L’Indonesia è il più popoloso dei paesi a maggioranza musulmana ed è uno stato democratico dal 1999: esistono dei partiti conservatori e islamisti anche lì, ma non sono mai diventati delle forze di maggioranza, soprattutto perché le richieste per regole più vicine ai dettami religiosi sono sempre state discusse a livello locale e non dal governo nazionale. Infine c’è il caso del Pakistan, che è il secondo paese musulmano per numero di abitanti. Dal 1999 al 2008 il Pakistan è stato governato da Pervez Musharraf, che prese il potere con un colpo di stato sostenuto dall’esercito. Musharraf ha continuato a beneficiare del sostegno dei militari anche in seguito – militari che mantengono ancora oggi un ruolo molto importante, soprattutto in politica estera –, ma dopo il 2008 si sono svolte elezioni libere. Oggi in Indonesia è più facile che gli islamisti si avvicinino più facilmente alle organizzazioni terroristiche, invece che alla vita politica nazionale.

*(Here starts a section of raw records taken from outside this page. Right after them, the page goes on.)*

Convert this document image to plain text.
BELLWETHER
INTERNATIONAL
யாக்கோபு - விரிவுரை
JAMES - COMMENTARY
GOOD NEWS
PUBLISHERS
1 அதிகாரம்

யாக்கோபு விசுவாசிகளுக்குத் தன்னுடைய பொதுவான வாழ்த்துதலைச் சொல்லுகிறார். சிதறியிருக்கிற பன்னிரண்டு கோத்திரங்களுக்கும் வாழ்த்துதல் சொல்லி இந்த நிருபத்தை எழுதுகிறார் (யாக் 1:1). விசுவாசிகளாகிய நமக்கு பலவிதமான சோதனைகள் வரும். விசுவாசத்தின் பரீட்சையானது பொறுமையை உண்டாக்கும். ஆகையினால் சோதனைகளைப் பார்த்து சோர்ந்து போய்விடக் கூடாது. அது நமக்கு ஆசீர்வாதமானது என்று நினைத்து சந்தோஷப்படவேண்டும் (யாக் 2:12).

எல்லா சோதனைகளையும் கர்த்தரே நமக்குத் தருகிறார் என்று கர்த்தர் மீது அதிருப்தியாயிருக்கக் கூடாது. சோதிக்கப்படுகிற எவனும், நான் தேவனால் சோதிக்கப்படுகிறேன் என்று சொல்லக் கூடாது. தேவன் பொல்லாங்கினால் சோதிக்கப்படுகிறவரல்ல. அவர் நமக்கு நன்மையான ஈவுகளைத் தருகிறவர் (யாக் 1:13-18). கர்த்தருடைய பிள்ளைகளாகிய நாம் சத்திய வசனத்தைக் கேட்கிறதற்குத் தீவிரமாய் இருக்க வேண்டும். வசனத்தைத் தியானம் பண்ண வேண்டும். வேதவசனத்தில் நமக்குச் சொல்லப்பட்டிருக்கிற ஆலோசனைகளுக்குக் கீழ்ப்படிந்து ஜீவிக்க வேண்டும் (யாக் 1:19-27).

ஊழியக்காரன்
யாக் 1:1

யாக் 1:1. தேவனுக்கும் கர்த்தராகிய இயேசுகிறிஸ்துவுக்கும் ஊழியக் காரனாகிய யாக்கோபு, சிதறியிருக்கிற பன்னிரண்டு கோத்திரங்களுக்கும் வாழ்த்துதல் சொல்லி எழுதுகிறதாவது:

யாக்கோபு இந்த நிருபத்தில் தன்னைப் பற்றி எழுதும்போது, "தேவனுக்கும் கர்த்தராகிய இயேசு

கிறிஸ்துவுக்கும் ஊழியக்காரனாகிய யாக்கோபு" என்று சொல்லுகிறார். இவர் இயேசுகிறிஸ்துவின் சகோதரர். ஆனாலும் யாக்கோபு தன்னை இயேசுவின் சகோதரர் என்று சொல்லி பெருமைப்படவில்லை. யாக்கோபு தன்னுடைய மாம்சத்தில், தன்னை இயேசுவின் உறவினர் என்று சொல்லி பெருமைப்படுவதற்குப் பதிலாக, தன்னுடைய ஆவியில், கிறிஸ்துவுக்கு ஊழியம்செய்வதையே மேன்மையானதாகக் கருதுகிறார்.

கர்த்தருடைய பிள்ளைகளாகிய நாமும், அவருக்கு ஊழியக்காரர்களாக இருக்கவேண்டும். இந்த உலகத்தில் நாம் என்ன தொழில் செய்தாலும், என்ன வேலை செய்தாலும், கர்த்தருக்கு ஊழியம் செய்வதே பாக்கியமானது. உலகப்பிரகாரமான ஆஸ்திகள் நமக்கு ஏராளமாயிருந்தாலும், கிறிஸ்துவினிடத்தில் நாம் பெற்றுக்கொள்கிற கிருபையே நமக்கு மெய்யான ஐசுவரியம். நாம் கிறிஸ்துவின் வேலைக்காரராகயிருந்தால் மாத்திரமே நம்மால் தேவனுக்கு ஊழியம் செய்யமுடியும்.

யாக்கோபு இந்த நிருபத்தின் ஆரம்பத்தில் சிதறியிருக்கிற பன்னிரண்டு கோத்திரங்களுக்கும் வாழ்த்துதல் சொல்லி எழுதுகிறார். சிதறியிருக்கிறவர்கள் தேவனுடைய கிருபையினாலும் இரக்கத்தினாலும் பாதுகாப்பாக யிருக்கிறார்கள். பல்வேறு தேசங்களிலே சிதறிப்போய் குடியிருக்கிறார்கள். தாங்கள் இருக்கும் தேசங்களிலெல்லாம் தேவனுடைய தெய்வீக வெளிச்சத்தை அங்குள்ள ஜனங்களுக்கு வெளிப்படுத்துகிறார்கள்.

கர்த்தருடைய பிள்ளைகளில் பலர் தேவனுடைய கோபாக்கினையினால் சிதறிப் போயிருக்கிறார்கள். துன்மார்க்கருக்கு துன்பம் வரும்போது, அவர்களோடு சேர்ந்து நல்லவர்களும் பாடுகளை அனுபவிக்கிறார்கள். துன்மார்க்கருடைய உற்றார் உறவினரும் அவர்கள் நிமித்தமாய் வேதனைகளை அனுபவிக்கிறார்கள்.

Secondo Trofimov i problemi politici dei paesi musulmani non sono dovuti alla religione, come gli esempi positivi dimostrano, ma all’Islam politico, un’ideologia nata nel Ventesimo secolo in Egitto con i Fratelli Musulmani e che poi si è diffusa grazie ai ripetuti fallimenti dei regimi autoritari che predicavano idee socialiste o nazionaliste. Trofimov riconosce che anche nella storia dei paesi a maggioranza cristiana ci sono state leggi ingiuste scritte e approvate in nomi di principi religiosi, ma il fatto che l’Islam sia stato fondato da un uomo che fondò anche un impero fa sì che nel Corano si trovino molte più indicazioni su come lo stato e la società dovrebbero essere gestiti – lo storico slogan dei Fratelli Musulmani è “Il Corano è la nostra Costituzione”. A causa dei conflitti tra i partiti di orientamento religioso e i regimi autoritari, nei paesi a maggioranza musulmana i movimenti laici e democratici hanno faticato a emergere come terza opzione.

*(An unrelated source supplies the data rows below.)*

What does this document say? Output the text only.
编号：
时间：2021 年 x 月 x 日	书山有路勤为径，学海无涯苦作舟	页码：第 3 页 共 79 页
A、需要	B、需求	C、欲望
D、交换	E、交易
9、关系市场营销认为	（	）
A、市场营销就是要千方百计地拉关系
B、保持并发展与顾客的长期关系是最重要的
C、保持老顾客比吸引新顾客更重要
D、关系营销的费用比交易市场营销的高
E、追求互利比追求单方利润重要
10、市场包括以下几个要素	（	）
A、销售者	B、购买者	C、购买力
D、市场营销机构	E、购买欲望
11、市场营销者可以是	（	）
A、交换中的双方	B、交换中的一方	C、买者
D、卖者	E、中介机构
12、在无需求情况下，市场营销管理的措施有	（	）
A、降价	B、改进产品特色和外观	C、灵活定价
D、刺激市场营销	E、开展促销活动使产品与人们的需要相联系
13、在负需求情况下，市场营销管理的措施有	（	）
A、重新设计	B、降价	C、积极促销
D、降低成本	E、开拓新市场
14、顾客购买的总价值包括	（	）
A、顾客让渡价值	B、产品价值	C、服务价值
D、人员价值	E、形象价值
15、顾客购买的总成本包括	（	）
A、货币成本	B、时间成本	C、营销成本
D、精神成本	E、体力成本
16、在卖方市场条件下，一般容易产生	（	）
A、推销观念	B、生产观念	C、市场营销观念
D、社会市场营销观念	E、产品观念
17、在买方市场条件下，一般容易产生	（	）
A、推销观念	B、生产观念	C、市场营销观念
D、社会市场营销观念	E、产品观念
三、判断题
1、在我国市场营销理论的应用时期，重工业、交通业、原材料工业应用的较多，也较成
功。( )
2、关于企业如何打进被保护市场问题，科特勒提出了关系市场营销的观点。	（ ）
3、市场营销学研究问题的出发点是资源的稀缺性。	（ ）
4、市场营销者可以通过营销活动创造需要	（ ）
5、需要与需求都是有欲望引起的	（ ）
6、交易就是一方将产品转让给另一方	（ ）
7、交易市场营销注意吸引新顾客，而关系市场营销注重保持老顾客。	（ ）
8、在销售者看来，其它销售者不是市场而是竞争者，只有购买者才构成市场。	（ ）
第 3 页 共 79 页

Trofimov ha scritto anche del rapporto dei paesi occidentali con i paesi a maggioranza musulmana. Secondo lui, l’Occidente ha spesso sostenuto i regimi militari “preferendo i mali delle dittature laiche, che conosceva, a quelli dei regimi islamici, che non conosceva” e ha fatto fatica a trovare un accordo tra “i propri ideali e i propri interessi”. Ad esempio, per anni gli stati occidentali hanno sostenuto Mubarak e altri dittatori. Gli Stati Uniti hanno criticato solo in parte gli abusi di al Sisi: finora sono sempre prevalsi ragionamenti di opportunità, come il fatto di ritenere indispensabili alcuni governi autoritari per limitare la diffusione del caos e, in alcuni casi, del terrorismo.